Stillwater Police Department Capt. Kyle Gibbs said the permitless carry bill Gov. Kevin Stitt signed into law Wednesday is a step backward, but it won’t affect the way the police do their job.
The bill that Stitt signed Wednesday afternoon allows anyone over the age of 21, who does not fall under a list of specific exceptions, to carry a weapon, concealed or unconcealed, without a permit. The list of exceptions includes a felony conviction, or a domestic violence or stalking conviction.
The law overturns a previous requirement that anyone who wanted to carry a gun had to go through basic firearms training and apply for a license through the Oklahoma State Bureau of Investigation. The application included a $25 fee paid to the sheriff’s office for fingerprinting, and a $100 fee paid to the OSBI for a five-year license.
The law still requires a background check to purchase a gun from a licensed dealer, but it’s not required to receive a gun as a gift or to buy from a private seller.
Gibbs said while he wouldn’t have chosen the law change, it won’t change the police department’s procedures.
“If the law’s changed, we just accept it and go on,” Gibbs said. “We wouldn’t have advocated for that position, the carry with no background check, but it is what it is, so we will take that in stride and continue doing what we’re doing.”
Police policy when approaching someone who is carrying a gun will not change now that there is no license. Under the previous law, police could only initiate contact with a person carrying a gun if they had a specific reason to believe that person was breaking the law, such as if the person carrying a gun is a known felon, or if they are in the middle of an illegal act. Gibbs said that doesn’t change.
“Those items remain exactly the same,” Gibbs said. “Now people can legally carry a gun without a permit, but to go and investigate why they’re carrying the gun, we still have to have some other behavior that would necessitate the contact. If I just see ‘em walking down the street, that doesn’t give me the authority to go and contact them and find out if they’re legally able to carry the gun or not.”
Overall, Gibbs said the law doesn’t really make the public any less safe because the people who planned to break the law – such as convicted felons – were already carrying guns.
“Where we as law enforcement encounter problems with people with guns, it’s not the people who have permits who we have any issue with,” Gibbs said. “The people who are carrying guns illegally and that would do us harm or do someone else harm, they are carrying those guns illegally, or have those guns illegally.

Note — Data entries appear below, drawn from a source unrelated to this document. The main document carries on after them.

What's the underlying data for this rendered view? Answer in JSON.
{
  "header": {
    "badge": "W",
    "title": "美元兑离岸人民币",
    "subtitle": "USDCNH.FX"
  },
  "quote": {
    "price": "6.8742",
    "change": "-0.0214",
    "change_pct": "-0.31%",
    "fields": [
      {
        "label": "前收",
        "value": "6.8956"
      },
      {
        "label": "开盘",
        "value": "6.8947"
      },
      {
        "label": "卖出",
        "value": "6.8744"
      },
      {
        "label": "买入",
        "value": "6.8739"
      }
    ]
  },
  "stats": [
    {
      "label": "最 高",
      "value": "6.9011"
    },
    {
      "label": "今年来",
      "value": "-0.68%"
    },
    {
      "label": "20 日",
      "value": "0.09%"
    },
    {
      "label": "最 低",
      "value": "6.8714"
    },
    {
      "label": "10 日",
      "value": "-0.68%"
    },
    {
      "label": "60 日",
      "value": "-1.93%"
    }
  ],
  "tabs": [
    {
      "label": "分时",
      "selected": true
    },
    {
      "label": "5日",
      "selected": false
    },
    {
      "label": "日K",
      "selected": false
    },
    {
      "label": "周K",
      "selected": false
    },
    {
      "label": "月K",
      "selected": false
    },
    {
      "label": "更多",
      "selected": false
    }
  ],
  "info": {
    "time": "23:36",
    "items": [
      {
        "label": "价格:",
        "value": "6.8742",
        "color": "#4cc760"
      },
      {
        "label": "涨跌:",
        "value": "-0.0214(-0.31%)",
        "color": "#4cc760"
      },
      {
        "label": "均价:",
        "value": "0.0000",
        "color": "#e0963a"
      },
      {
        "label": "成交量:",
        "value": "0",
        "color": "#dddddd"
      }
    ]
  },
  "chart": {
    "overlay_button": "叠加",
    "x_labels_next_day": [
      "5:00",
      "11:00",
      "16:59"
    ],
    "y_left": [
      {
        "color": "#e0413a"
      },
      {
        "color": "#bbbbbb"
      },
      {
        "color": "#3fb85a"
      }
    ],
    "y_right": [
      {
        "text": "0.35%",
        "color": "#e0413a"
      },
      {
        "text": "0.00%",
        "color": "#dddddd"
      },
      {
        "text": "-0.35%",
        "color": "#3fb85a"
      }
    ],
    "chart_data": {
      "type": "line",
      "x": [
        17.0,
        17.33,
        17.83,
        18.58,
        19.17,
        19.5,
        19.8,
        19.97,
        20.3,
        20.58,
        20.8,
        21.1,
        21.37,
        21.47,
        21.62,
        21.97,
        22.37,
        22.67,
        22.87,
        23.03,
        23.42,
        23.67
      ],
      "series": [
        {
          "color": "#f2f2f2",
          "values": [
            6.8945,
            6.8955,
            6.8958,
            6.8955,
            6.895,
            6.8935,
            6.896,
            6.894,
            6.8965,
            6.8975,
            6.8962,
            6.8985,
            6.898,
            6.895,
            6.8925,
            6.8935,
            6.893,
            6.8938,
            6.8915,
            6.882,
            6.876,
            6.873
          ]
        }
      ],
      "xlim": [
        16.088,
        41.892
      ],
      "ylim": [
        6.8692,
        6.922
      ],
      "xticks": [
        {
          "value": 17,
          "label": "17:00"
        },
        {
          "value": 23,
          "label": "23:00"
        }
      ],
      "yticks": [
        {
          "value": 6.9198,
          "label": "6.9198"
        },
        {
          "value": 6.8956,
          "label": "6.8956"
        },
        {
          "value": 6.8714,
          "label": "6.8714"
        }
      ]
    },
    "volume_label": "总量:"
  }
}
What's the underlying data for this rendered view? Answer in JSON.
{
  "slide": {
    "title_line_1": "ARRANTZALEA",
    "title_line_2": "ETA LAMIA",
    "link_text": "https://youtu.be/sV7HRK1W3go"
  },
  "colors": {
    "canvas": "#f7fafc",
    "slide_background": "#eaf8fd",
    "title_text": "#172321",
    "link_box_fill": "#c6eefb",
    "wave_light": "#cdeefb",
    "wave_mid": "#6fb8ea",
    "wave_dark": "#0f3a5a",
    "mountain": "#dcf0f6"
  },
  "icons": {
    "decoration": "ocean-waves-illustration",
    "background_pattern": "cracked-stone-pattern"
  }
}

That will always continue to be the case.”
Where Gibbs said he does have a problem with the law is the lack of training required to carry a gun. He recommends that everyone who carries a gun get some kind of training, even though it is no longer a requirement.
“If you’re going to carry a gun, you need to be confident and comfortable and understand how to use the gun,” Gibbs said. “And they are still responsible, just like the police are. For every shot we fire we are responsible for that bullet.”
Daysha Lewis, an Oklahoma State University freshman, doesn’t know how she feels about the new law, and it’s for the same reason Gibbs is concerned.
“I still think you should have good training because a lot of people don’t know what they’re doing with them,” Lewis said. “They’re very dangerous.”
Lewis said she is unlikely to get a gun in the future, and she feels like there has to be another way to defend oneself. Still, she said she’s pretty sure people are already carrying guns, and the law may make people feel safer.
“It may be safer, I guess,” Lewis said.
Kaelon Love, a sports management junior who spent some time in the army, dislikes the law.
“I think it could be a little dangerous, a little bit,” Love said. “… I understand why people want them, but at the same time, I don’t feel like we need them.”
But Love said he’s not entirely against guns.
“I think if you go through training and stuff like that, if you know how to use it and you know when to use it, then it’s okay,” Love said.
The law does not affect the issue of carrying guns on college campuses.
The new law goes into effect Nov. 1.